Nature Canada

How Do the Party Platforms Stack Up on Protecting Nature?

The federal parties have released their platforms and there is a lot of good news for Nature but some worrying signs too.


Unceded Algonquin Territory, Ottawa, ON – September 8, 2021

The federal parties have all released their election platforms and Nature Canada has begun to review their planks and compare them to Nature Canada’s Nature Platform. The Nature Platform presents 5 policy planks needed to halt and reverse nature loss:

  1. Protect at least 30% of lands, freshwater, and ocean by 2030
  2. Support Indigenous-led nature conservation
  3. Invest in nature’s crucial role in fighting climate change
  4. Restore urban biodiversity and expand access to green space for all
  5. Advance environmental justice and prevent environmental racism.

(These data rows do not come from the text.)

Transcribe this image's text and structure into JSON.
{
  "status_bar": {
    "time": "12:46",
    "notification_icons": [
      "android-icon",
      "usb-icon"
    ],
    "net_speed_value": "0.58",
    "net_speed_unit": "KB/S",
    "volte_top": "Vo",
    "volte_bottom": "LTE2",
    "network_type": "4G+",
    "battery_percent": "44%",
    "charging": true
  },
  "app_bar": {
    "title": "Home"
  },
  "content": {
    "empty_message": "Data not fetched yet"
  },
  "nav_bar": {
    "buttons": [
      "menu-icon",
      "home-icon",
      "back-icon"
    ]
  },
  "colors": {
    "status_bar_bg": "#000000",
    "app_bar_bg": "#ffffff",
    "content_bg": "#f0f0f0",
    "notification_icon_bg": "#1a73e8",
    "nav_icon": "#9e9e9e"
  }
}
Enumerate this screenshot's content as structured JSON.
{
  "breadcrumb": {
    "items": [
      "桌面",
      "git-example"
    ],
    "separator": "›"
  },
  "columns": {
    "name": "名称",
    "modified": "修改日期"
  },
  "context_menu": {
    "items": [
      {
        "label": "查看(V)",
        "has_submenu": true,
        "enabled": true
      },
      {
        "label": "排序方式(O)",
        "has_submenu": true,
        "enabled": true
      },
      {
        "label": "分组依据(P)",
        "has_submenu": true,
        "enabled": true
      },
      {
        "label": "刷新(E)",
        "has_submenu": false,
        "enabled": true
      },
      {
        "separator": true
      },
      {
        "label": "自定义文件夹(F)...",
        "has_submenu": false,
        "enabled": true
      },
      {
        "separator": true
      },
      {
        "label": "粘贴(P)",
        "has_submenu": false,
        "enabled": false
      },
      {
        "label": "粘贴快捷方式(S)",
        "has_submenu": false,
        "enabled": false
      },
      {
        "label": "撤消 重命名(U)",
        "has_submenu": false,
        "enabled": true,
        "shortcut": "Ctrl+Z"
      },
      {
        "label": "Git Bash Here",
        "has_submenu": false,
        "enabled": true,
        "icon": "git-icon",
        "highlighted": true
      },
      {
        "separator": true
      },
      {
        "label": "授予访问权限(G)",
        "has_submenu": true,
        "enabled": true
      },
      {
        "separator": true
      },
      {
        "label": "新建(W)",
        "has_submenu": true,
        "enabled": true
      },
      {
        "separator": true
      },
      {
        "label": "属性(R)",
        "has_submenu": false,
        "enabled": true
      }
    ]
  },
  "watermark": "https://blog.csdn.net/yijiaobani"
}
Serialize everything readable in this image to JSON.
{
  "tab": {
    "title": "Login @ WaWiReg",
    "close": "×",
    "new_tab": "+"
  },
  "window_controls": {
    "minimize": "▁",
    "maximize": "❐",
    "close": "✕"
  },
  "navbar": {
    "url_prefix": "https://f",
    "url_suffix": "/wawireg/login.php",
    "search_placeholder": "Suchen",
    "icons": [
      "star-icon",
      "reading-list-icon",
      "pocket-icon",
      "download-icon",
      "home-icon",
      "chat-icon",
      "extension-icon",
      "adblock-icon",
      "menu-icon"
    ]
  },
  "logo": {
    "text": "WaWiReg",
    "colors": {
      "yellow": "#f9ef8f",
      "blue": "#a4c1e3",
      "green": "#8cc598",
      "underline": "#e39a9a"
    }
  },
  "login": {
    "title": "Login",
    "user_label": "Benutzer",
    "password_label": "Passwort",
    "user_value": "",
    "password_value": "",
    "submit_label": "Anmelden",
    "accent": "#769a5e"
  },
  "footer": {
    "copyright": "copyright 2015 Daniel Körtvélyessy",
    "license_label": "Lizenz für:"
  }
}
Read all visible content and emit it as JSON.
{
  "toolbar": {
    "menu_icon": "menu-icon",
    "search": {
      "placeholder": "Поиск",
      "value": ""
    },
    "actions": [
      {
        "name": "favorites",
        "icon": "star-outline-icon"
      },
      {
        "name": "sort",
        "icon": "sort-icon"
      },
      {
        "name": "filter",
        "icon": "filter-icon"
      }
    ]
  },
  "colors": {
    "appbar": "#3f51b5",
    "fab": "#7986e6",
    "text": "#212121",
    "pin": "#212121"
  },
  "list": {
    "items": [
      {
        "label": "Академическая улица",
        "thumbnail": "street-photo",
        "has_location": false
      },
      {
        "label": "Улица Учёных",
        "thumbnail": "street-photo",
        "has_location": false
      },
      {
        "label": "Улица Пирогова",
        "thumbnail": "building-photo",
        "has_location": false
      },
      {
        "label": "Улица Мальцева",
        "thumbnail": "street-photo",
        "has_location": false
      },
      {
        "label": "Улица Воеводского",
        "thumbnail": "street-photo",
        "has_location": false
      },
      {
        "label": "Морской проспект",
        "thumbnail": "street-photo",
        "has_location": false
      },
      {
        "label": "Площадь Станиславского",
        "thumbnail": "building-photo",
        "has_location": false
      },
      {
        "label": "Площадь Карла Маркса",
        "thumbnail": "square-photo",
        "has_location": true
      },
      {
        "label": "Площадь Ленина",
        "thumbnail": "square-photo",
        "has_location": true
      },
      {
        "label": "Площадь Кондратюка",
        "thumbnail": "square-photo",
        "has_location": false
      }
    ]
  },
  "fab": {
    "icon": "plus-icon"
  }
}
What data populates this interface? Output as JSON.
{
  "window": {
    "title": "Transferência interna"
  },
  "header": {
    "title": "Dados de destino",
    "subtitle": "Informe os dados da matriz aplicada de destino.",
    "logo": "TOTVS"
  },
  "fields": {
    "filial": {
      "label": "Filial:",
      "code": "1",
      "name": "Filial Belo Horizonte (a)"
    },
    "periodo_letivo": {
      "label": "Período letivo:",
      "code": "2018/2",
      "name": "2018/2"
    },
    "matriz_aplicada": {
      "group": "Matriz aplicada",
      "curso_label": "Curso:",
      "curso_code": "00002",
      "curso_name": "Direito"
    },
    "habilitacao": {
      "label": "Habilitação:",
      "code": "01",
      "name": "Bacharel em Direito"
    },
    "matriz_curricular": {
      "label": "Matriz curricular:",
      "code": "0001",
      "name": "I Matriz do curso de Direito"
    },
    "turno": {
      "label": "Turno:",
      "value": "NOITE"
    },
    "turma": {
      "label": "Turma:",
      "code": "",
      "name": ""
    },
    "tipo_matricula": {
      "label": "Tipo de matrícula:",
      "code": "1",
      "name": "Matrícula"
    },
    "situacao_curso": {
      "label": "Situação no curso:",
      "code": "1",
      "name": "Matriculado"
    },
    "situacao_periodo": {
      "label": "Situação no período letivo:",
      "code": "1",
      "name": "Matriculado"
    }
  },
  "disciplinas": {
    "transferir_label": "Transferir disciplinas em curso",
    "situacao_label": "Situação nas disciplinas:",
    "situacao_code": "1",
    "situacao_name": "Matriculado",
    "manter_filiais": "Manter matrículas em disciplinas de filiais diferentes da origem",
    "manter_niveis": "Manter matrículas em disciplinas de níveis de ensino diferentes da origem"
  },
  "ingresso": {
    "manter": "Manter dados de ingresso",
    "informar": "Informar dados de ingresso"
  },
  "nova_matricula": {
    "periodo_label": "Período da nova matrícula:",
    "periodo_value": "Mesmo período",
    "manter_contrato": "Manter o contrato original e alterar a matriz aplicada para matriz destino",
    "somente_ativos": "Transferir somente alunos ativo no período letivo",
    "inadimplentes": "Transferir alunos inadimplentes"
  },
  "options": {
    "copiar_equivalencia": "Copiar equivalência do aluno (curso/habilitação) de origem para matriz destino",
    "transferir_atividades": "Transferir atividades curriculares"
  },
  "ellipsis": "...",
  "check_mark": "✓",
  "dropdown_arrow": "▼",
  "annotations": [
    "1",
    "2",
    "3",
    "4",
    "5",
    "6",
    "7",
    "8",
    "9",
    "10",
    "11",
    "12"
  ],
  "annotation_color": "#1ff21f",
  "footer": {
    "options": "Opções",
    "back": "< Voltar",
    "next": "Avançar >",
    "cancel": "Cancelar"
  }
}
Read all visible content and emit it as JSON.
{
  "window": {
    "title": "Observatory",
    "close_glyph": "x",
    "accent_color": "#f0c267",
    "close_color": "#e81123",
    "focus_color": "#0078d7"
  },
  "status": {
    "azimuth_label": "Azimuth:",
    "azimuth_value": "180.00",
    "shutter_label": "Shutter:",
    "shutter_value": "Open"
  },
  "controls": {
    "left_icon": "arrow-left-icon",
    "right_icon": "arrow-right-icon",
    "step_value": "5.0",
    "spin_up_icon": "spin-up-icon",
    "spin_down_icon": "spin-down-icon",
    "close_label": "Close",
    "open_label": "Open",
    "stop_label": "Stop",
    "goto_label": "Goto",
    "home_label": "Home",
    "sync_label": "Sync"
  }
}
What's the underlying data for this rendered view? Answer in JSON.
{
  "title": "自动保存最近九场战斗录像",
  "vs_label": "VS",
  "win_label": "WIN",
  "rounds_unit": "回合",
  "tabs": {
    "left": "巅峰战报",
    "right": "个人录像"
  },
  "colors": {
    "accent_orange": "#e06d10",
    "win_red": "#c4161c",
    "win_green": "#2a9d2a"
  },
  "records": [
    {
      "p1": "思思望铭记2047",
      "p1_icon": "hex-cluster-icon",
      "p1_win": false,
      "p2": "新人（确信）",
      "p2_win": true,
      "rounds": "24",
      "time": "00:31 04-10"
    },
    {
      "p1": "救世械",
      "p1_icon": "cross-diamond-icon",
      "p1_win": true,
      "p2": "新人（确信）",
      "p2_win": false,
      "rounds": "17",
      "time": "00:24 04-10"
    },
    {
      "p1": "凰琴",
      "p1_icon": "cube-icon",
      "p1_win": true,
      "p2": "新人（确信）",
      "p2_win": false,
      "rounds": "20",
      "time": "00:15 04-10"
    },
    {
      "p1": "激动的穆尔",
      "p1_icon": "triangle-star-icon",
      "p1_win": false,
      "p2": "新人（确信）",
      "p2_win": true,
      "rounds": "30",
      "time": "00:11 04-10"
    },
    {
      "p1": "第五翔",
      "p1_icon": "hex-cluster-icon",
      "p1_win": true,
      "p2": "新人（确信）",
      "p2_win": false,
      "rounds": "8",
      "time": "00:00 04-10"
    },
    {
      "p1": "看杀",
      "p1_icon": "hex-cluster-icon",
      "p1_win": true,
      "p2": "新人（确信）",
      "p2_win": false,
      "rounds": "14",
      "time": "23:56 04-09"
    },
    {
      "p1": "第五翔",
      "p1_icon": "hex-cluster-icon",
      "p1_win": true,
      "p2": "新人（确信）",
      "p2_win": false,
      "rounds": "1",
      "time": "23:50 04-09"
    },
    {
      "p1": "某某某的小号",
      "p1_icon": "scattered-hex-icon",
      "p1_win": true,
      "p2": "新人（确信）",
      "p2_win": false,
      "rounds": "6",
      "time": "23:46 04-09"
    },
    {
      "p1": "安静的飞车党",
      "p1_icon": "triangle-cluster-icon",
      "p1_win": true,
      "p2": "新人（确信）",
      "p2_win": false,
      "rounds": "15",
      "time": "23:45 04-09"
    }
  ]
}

Nature Canada’s Policy team would be happy to respond to questions in writing about our reactions to the parties’ platforms and how they compare to our ask for a credible plan to halt and reverse nature loss. Please email your questions to

“The good news is that Canadian voters have made it clear that halting and reversing nature loss is a priority issue for them this election,” says Graham Saul, Executive Director for Nature Canada. “Now Canadians need to decide if the parties’ promises go far enough.”

Saul points out that Nature Canada in coalition with other ENGOs engaged with all of the parties before the election to make the case for including a credible plan to halt and reverse nature loss in their platforms. “It’s pretty clear that we made a good case for nature protection given the dual crises of climate change and species loss,” says Saul. “People are writing to the party leaders and to the debate commission. They’re talking to their local candidates about nature and attending environmental debates. It’s a total mobilization of nature-lovers.” 

But there is a wide range in how the parties’ platforms stack up, according to Nature Canada’s Director of Campaigns and Policy, Gauri Sreenivasan.

“Our priority is to get a government with a full plan to protect and restore nature–and that includes commitments for new funding,” says Sreenivasan. “We’re looking for the whole package. When you look at each party, there are still gaps that underestimate the urgency of the crisis. Hopefully, the Nature Platform will help nature voters decide who has a credible plan and who doesn’t.”